Secara kelembagaan sosial dan ekonomi masyarakat di desa-desa yang menjadi sasaran penelitian yang berperan sangat penting adalah kepala kaum, biasanya pemilihan kepala desa atau pimpinan formal lainnya haruslah mendapatkan rekomendasi dari kepala kaum, ketua kaum/kepala kaum dipilih langsung oleh komunitas warganya dengan beberapa pertimbangan peran-peran paternalistic sangan dominant dikemudian hari dalam proses demokrasi di kampung.

Di wilayah Sungai Ipuh, dimana diyakini sebagai wilayah tertua di Muko Muko yang kenyataan ini diperkuat dengan banyaknya rumah-rumah tua yang sampai saat ini masih dirawat dengan baik oleh warganya (salah satunya adalah rumah di depan tempat kami ‘ditampung’ hampir sebagain besar dindingnya dari kulit kayu).
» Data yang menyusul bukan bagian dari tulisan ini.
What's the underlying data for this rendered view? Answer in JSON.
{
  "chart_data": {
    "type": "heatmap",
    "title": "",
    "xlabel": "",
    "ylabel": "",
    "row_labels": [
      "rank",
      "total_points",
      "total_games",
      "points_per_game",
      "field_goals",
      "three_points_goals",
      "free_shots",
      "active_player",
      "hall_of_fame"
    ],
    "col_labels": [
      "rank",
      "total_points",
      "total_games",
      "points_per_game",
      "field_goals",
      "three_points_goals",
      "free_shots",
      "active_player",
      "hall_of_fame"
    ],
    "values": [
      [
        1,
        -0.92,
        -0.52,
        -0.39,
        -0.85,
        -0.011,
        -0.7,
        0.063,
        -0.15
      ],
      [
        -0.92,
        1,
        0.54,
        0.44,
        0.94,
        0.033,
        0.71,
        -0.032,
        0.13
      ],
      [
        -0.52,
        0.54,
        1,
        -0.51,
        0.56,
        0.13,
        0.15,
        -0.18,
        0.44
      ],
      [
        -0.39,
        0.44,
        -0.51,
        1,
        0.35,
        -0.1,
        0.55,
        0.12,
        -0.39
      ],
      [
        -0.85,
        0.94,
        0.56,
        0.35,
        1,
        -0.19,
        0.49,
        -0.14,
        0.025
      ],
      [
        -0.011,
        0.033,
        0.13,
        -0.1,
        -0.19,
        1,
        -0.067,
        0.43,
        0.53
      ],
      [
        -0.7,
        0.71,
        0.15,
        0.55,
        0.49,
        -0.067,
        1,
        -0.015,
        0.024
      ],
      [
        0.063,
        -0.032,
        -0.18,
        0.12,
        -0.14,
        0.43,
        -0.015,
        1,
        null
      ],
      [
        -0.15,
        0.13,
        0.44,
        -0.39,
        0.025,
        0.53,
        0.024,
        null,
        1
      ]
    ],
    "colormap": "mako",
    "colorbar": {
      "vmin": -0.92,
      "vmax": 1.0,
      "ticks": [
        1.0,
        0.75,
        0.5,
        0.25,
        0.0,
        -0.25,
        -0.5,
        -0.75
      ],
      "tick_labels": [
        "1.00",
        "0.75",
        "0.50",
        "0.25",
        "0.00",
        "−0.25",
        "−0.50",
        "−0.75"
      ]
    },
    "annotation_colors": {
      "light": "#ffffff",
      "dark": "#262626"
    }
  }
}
Menurut Bapak Aswir (yang bergelar adat Depati Mudo Panjang Rambut) saat ini menjabat sebagai Kapala Desa Sungai Ipuh dari cerita ninik mamak secara turun temurun dulunya Luak di Sungai Ipuh hanya terdapat 3 suku atau Luak (kesatuan kekeluargaan/clan) masing-masing Luak tersebut adalah Luak Depati Suko Rajo, Luak Depati IV dan Luak Depati VII. Luak Depati Rajo adalah komunitas yang pertama kali mendiami wilayah Sungai Ipuh dan dipercayai berasal dari Gunung Bungkuk Bengkulu Utara adalah komunitas homogen, baru kemudian di sebut-sebut Luak Depati IV dan Luak Depati VII juga mendiami wilayah ini.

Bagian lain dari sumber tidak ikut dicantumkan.